TEMİZ ÇİZGİLER, ÖVGÜYE DEĞER BİR GRAFİK!

Yazın Son Gülü, çizerin görsel üslubu ve renk tercihleriyle de dikkat çeken bir çalışma. Harari yapıtlarını çizgi roman literatüründe “ligne claire” diye tabir edilen ve dilimize “temiz çizgi” diye çevrilebilecek bir tarzda sunuyor. 

Yalın ve kesin çizgilerle vücuda gelen bu tarzı gözünüzün önüne getirmek için Tenten’i anımsayabilirsiniz. Yüz ifadelerinde, gözlerin sadece basit iki noktayla, kaşların da iki çizgicikle resmedildiği bu tarz, Harari’ye göre duyguların daha net aktarılmasını sağlıyor. 

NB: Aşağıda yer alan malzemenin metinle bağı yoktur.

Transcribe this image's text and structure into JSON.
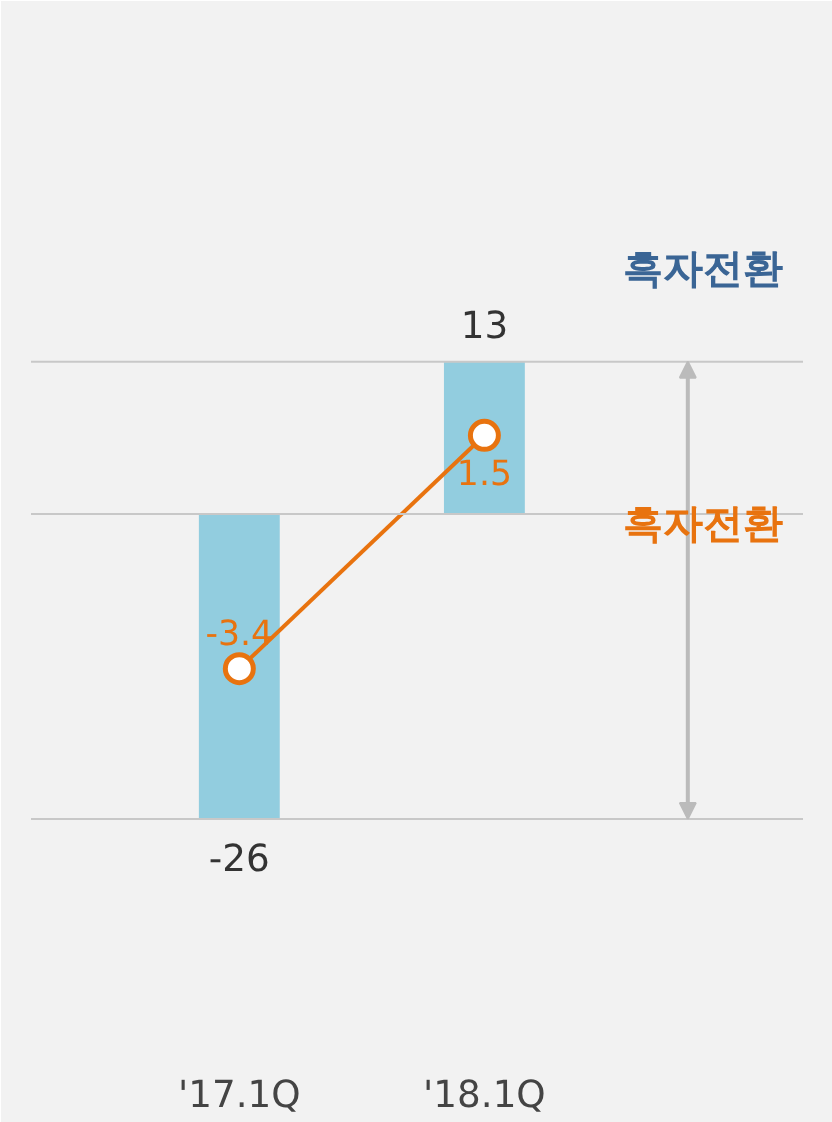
{
  "chart_data": {
    "type": "bar",
    "categories": [
      "'17.1Q",
      "'18.1Q"
    ],
    "series": [
      {
        "color": "#92cddf",
        "values": [
          -26,
          13
        ]
      },
      {
        "type": "line",
        "axis": "y2",
        "color": "#e8730f",
        "values": [
          -3.4,
          1.5
        ]
      }
    ],
    "data_labels": true,
    "marker": "circle",
    "ylim": [
      -40,
      25
    ],
    "y2lim": [
      -10,
      6
    ],
    "tick_labels": "x",
    "grid": false,
    "ref_lines": [
      {
        "axis": "y",
        "value": 0,
        "color": "#c8c8c8"
      },
      {
        "axis": "y",
        "value": 13,
        "color": "#c8c8c8"
      },
      {
        "axis": "y",
        "value": -26,
        "color": "#c8c8c8"
      }
    ],
    "annotations": [
      "흑자전환",
      "흑자전환"
    ]
  }
}
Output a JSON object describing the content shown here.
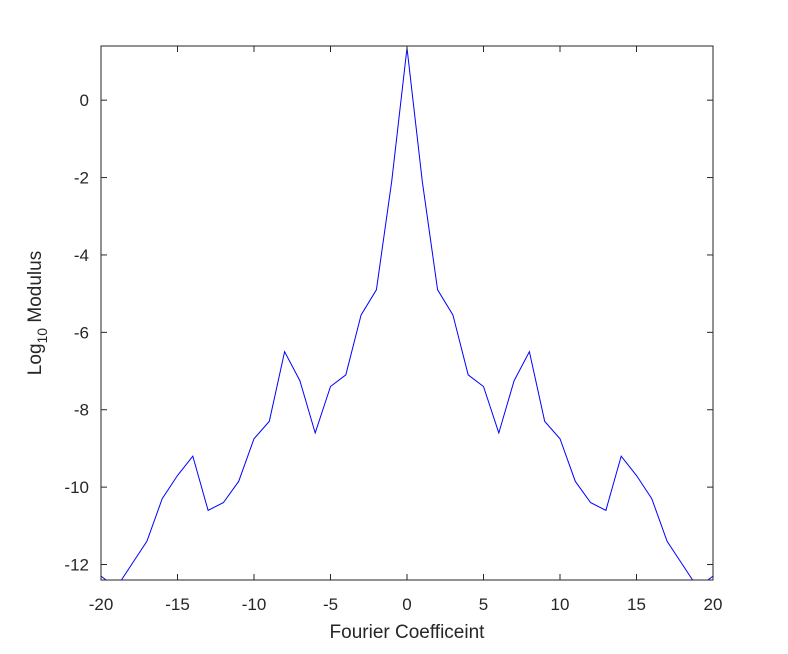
{
  "chart_data": {
    "type": "line",
    "title": "",
    "xlabel": "Fourier Coefficeint",
    "ylabel": {
      "prefix": "Log",
      "subscript": "10",
      "suffix": " Modulus"
    },
    "xlim": [
      -20,
      20
    ],
    "ylim": [
      -12.4,
      1.4
    ],
    "xticks": [
      -20,
      -15,
      -10,
      -5,
      0,
      5,
      10,
      15,
      20
    ],
    "xtick_labels": [
      "-20",
      "-15",
      "-10",
      "-5",
      "0",
      "5",
      "10",
      "15",
      "20"
    ],
    "yticks": [
      -12,
      -10,
      -8,
      -6,
      -4,
      -2,
      0
    ],
    "ytick_labels": [
      "-12",
      "-10",
      "-8",
      "-6",
      "-4",
      "-2",
      "0"
    ],
    "grid": false,
    "line_color": "#0000ff",
    "series": [
      {
        "x": [
          -20,
          -19,
          -18,
          -17,
          -16,
          -15,
          -14,
          -13,
          -12,
          -11,
          -10,
          -9,
          -8,
          -7,
          -6,
          -5,
          -4,
          -3,
          -2,
          -1,
          0,
          1,
          2,
          3,
          4,
          5,
          6,
          7,
          8,
          9,
          10,
          11,
          12,
          13,
          14,
          15,
          16,
          17,
          18,
          19,
          20
        ],
        "y": [
          -12.3,
          -12.6,
          -12.0,
          -11.4,
          -10.3,
          -9.7,
          -9.2,
          -10.6,
          -10.4,
          -9.85,
          -8.75,
          -8.3,
          -6.5,
          -7.25,
          -8.6,
          -7.4,
          -7.1,
          -5.55,
          -4.9,
          -2.1,
          1.35,
          -2.1,
          -4.9,
          -5.55,
          -7.1,
          -7.4,
          -8.6,
          -7.25,
          -6.5,
          -8.3,
          -8.75,
          -9.85,
          -10.4,
          -10.6,
          -9.2,
          -9.7,
          -10.3,
          -11.4,
          -12.0,
          -12.6,
          -12.3
        ]
      }
    ]
  }
}
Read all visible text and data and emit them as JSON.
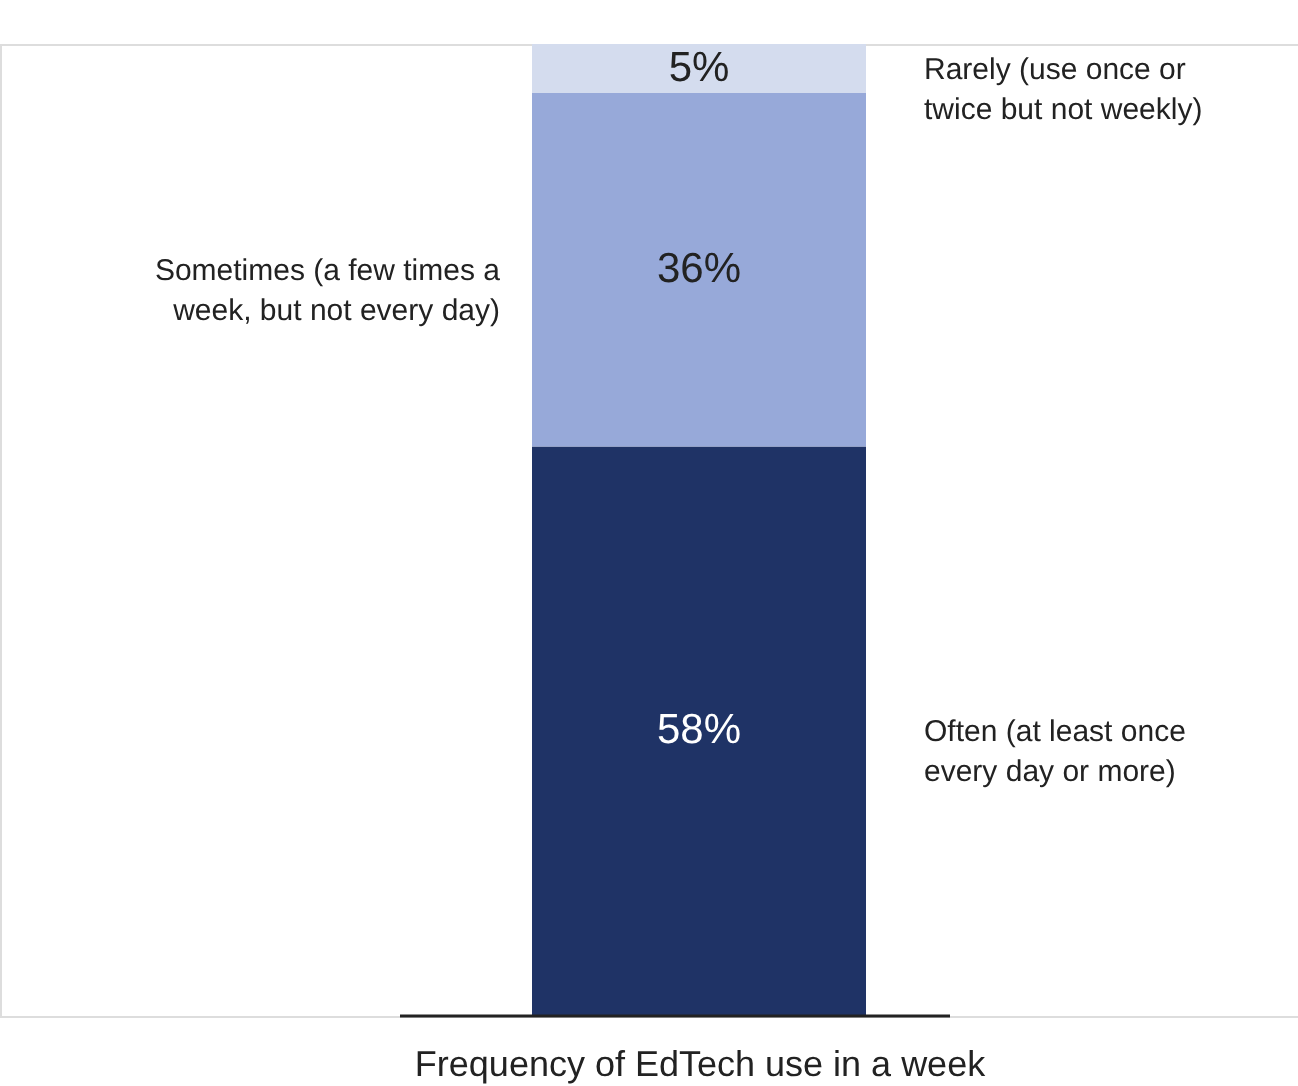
{
  "chart_data": {
    "type": "bar",
    "stacked": true,
    "xlabel": "Frequency of EdTech use in a week",
    "categories": [
      null
    ],
    "legend": false,
    "series": [
      {
        "name": "Often (at least once every day or more)",
        "color": "#1f3366",
        "values": [
          58
        ],
        "value_labels": [
          "58%"
        ]
      },
      {
        "name": "Sometimes (a few times a week, but not every day)",
        "color": "#97a9d9",
        "values": [
          36
        ],
        "value_labels": [
          "36%"
        ]
      },
      {
        "name": "Rarely (use once or twice but not weekly)",
        "color": "#d4dcee",
        "values": [
          5
        ],
        "value_labels": [
          "5%"
        ]
      }
    ]
  }
}
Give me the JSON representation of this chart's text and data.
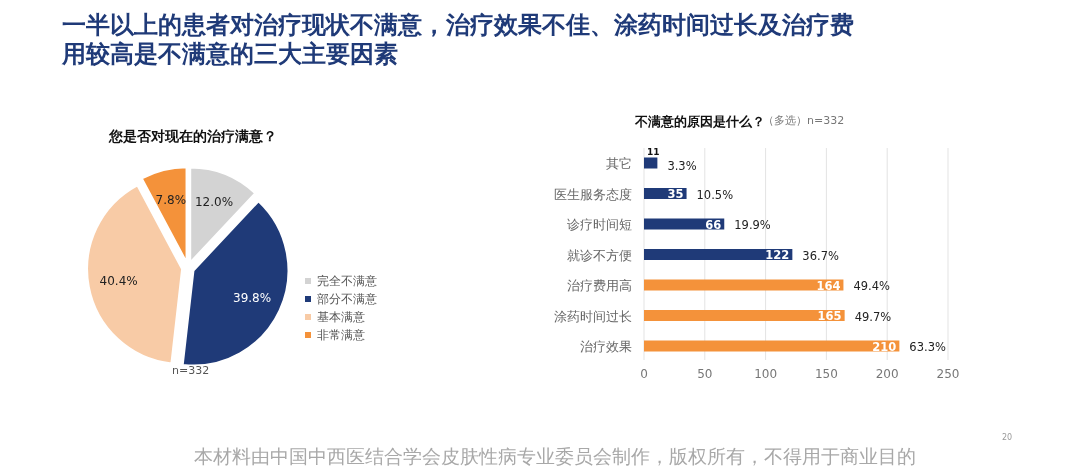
{
  "chart_data": [
    {
      "type": "pie",
      "title": "您是否对现在的治疗满意？",
      "annotations": [
        "一半以上的患者对治疗现状不满意，治疗效果不佳、涂药时间过长及治疗费用较高是不满意的三大主要因素",
        "n=332"
      ],
      "categories": [
        "完全不满意",
        "部分不满意",
        "基本满意",
        "非常满意"
      ],
      "values": [
        12.0,
        39.8,
        40.4,
        7.8
      ],
      "value_labels": [
        "12.0%",
        "39.8%",
        "40.4%",
        "7.8%"
      ],
      "colors": [
        "#d3d3d3",
        "#1f3a78",
        "#f8cba6",
        "#f4923a"
      ],
      "legend": "bottom right"
    },
    {
      "type": "bar",
      "orientation": "horizontal",
      "title": "不满意的原因是什么？",
      "subtitle": "（多选）n=332",
      "annotations": [
        "本材料由中国中西医结合学会皮肤性病专业委员会制作，版权所有，不得用于商业目的",
        "20",
        {
          "text": "3.3%",
          "x": 11,
          "y": "其它"
        },
        {
          "text": "10.5%",
          "x": 35,
          "y": "医生服务态度"
        },
        {
          "text": "19.9%",
          "x": 66,
          "y": "诊疗时间短"
        },
        {
          "text": "36.7%",
          "x": 122,
          "y": "就诊不方便"
        },
        {
          "text": "49.4%",
          "x": 164,
          "y": "治疗费用高"
        },
        {
          "text": "49.7%",
          "x": 165,
          "y": "涂药时间过长"
        },
        {
          "text": "63.3%",
          "x": 210,
          "y": "治疗效果"
        }
      ],
      "categories": [
        "其它",
        "医生服务态度",
        "诊疗时间短",
        "就诊不方便",
        "治疗费用高",
        "涂药时间过长",
        "治疗效果"
      ],
      "values": [
        11,
        35,
        66,
        122,
        164,
        165,
        210
      ],
      "value_labels": [
        "11",
        "35",
        "66",
        "122",
        "164",
        "165",
        "210"
      ],
      "colors": [
        "#1f3a78",
        "#1f3a78",
        "#1f3a78",
        "#1f3a78",
        "#f4923a",
        "#f4923a",
        "#f4923a"
      ],
      "xlim": [
        0,
        250
      ],
      "xticks": [
        0,
        50,
        100,
        150,
        200,
        250
      ],
      "grid": "x"
    }
  ]
}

Renk skalası noktasında da pek cömert değil Harari. Birkaç rengin tonlarıyla yetinmeyi seçse de, analog fotoğrafçılıktaki tozcukları veya “grainler”i (kumlu bir görüntü veren noktacıklar) andıran dokular renkli yüzeylere ayrı bir duygu katıyor. Bu dokuları ilk kitabı Dağın Kalbi’nde de kullanan Harari, okul projesini düşük teknik olanaklarla bastırırken bu efekti keşfettiğini itiraf ediyor. 

Sonuç olarak Yazın Son Gülü, Alfred Hitchcock’tan Eric Rohmer’e, Jack London’dan John Fante’ye, birçok farklı sanat alanından ustaya ve onların eserlerine göndermeler içeren başarılı bir çizgi roman. Lucas Harari’nin henüz ikinci yapıtında olgunlaştırmaya başladığı grafik üslubu da övgüye değer.